Question

In a triangle abc,tan a+b/2 cot a-b/2 is equal to

Answer 1

@campbell_st

Answer 2

is it

\[\tan(\frac{a + b}{2}) + \cos(\frac{a - b}{2})\]

Answer 3

nope cot a-b/2

Answer 4

\[\tan(\frac{A + B}{2}) + \cot(\frac{A - B}{2})\]

like this ?

Answer 5

tan (a+b)/2*cot(a-b)/2

Answer 6

\[\tan(A+B)/2*\cot(A+B)/2\]

Answer 7

sorry cot (a-b)/2

Answer 8

\[\tan(\frac{A + B}{2}) * \cot(\frac{A - B}{2})\]

Answer 9

\(\large A + B + C = \pi\)

Answer 10

c=pi-a+b

Answer 11

a+b=pi-c

Answer 12

\[\tan(\frac{A + B}{2}) * \cot(\frac{A - B}{2})\]

\[\tan(\frac{C-\pi}{2}) * \cot(\frac{A - B}{2})\]

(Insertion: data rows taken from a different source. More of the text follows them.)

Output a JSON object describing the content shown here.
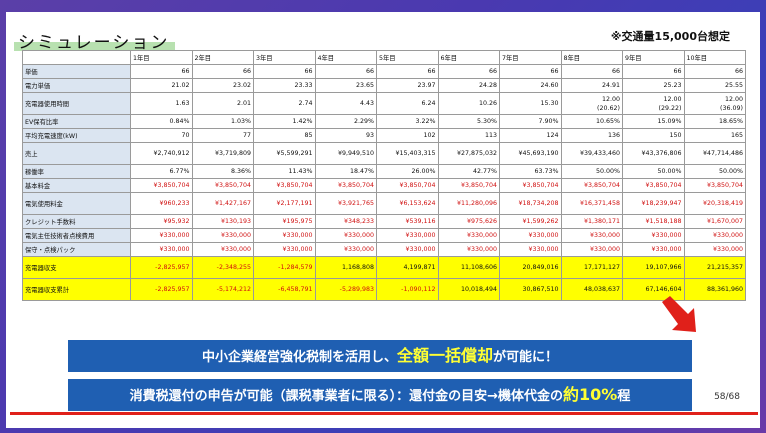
{
  "title": "シミュレーション",
  "note": "※交通量15,000台想定",
  "years": [
    "1年目",
    "2年目",
    "3年目",
    "4年目",
    "5年目",
    "6年目",
    "7年目",
    "8年目",
    "9年目",
    "10年目"
  ],
  "rows": [
    {
      "label": "単価",
      "cls": "",
      "tall": false,
      "values": [
        "66",
        "66",
        "66",
        "66",
        "66",
        "66",
        "66",
        "66",
        "66",
        "66"
      ]
    },
    {
      "label": "電力単価",
      "cls": "",
      "tall": false,
      "values": [
        "21.02",
        "23.02",
        "23.33",
        "23.65",
        "23.97",
        "24.28",
        "24.60",
        "24.91",
        "25.23",
        "25.55"
      ]
    },
    {
      "label": "充電器使用時間",
      "cls": "",
      "tall": true,
      "values": [
        "1.63",
        "2.01",
        "2.74",
        "4.43",
        "6.24",
        "10.26",
        "15.30",
        "12.00\n(20.62)",
        "12.00\n(29.22)",
        "12.00\n(36.09)"
      ]
    },
    {
      "label": "EV保有比率",
      "cls": "",
      "tall": false,
      "values": [
        "0.84%",
        "1.03%",
        "1.42%",
        "2.29%",
        "3.22%",
        "5.30%",
        "7.90%",
        "10.65%",
        "15.09%",
        "18.65%"
      ]
    },
    {
      "label": "平均充電速度(kW)",
      "cls": "",
      "tall": false,
      "values": [
        "70",
        "77",
        "85",
        "93",
        "102",
        "113",
        "124",
        "136",
        "150",
        "165"
      ]
    },
    {
      "label": "売上",
      "cls": "",
      "tall": true,
      "values": [
        "¥2,740,912",
        "¥3,719,809",
        "¥5,599,291",
        "¥9,949,510",
        "¥15,403,315",
        "¥27,875,032",
        "¥45,693,190",
        "¥39,433,460",
        "¥43,376,806",
        "¥47,714,486"
      ]
    },
    {
      "label": "稼働率",
      "cls": "",
      "tall": false,
      "values": [
        "6.77%",
        "8.36%",
        "11.43%",
        "18.47%",
        "26.00%",
        "42.77%",
        "63.73%",
        "50.00%",
        "50.00%",
        "50.00%"
      ]
    },
    {
      "label": "基本料金",
      "cls": "red",
      "tall": false,
      "values": [
        "¥3,850,704",
        "¥3,850,704",
        "¥3,850,704",
        "¥3,850,704",
        "¥3,850,704",
        "¥3,850,704",
        "¥3,850,704",
        "¥3,850,704",
        "¥3,850,704",
        "¥3,850,704"
      ]
    },
    {
      "label": "電気使用料金",
      "cls": "red",
      "tall": true,
      "values": [
        "¥960,233",
        "¥1,427,167",
        "¥2,177,191",
        "¥3,921,765",
        "¥6,153,624",
        "¥11,280,096",
        "¥18,734,208",
        "¥16,371,458",
        "¥18,239,947",
        "¥20,318,419"
      ]
    },
    {
      "label": "クレジット手数料",
      "cls": "red",
      "tall": false,
      "values": [
        "¥95,932",
        "¥130,193",
        "¥195,975",
        "¥348,233",
        "¥539,116",
        "¥975,626",
        "¥1,599,262",
        "¥1,380,171",
        "¥1,518,188",
        "¥1,670,007"
      ]
    },
    {
      "label": "電気主任技術者点検費用",
      "cls": "red",
      "tall": false,
      "values": [
        "¥330,000",
        "¥330,000",
        "¥330,000",
        "¥330,000",
        "¥330,000",
        "¥330,000",
        "¥330,000",
        "¥330,000",
        "¥330,000",
        "¥330,000"
      ]
    },
    {
      "label": "保守・点検パック",
      "cls": "red",
      "tall": false,
      "values": [
        "¥330,000",
        "¥330,000",
        "¥330,000",
        "¥330,000",
        "¥330,000",
        "¥330,000",
        "¥330,000",
        "¥330,000",
        "¥330,000",
        "¥330,000"
      ]
    },
    {
      "label": "充電器収支",
      "cls": "yel",
      "tall": true,
      "values": [
        "-2,825,957",
        "-2,348,255",
        "-1,284,579",
        "1,168,808",
        "4,199,871",
        "11,108,606",
        "20,849,016",
        "17,171,127",
        "19,107,966",
        "21,215,357"
      ]
    },
    {
      "label": "充電器収支累計",
      "cls": "yel",
      "tall": true,
      "values": [
        "-2,825,957",
        "-5,174,212",
        "-6,458,791",
        "-5,289,983",
        "-1,090,112",
        "10,018,494",
        "30,867,510",
        "48,038,637",
        "67,146,604",
        "88,361,960"
      ]
    }
  ],
  "banner1": {
    "before": "中小企業経営強化税制を活用し、",
    "highlight": "全額一括償却",
    "after": "が可能に！"
  },
  "banner2": {
    "before": "消費税還付の申告が可能（課税事業者に限る）：還付金の目安→機体代金の",
    "highlight": "約10%",
    "after": "程"
  },
  "page_number": "58/68",
  "colors": {
    "accent_red": "#d01010",
    "highlight_yellow": "#ffff00",
    "banner_blue": "#1f5fb2",
    "label_blue": "#dbe5f1"
  }
}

\[\cot(\frac{C}{2}) * \cot(\frac{A - B}{2})\]

Answer 13

(a - b)/(a + b) = tan [(A-B)/2] / tan [(A+B)/2] (Law of Tangents)

Answer 14

Oh it equals (a-b)/(a+b) is it ? xD

Answer 15

yes

Answer 16

so a+b/a-b=cot(a-b)/2*tan(a+b)/2 correct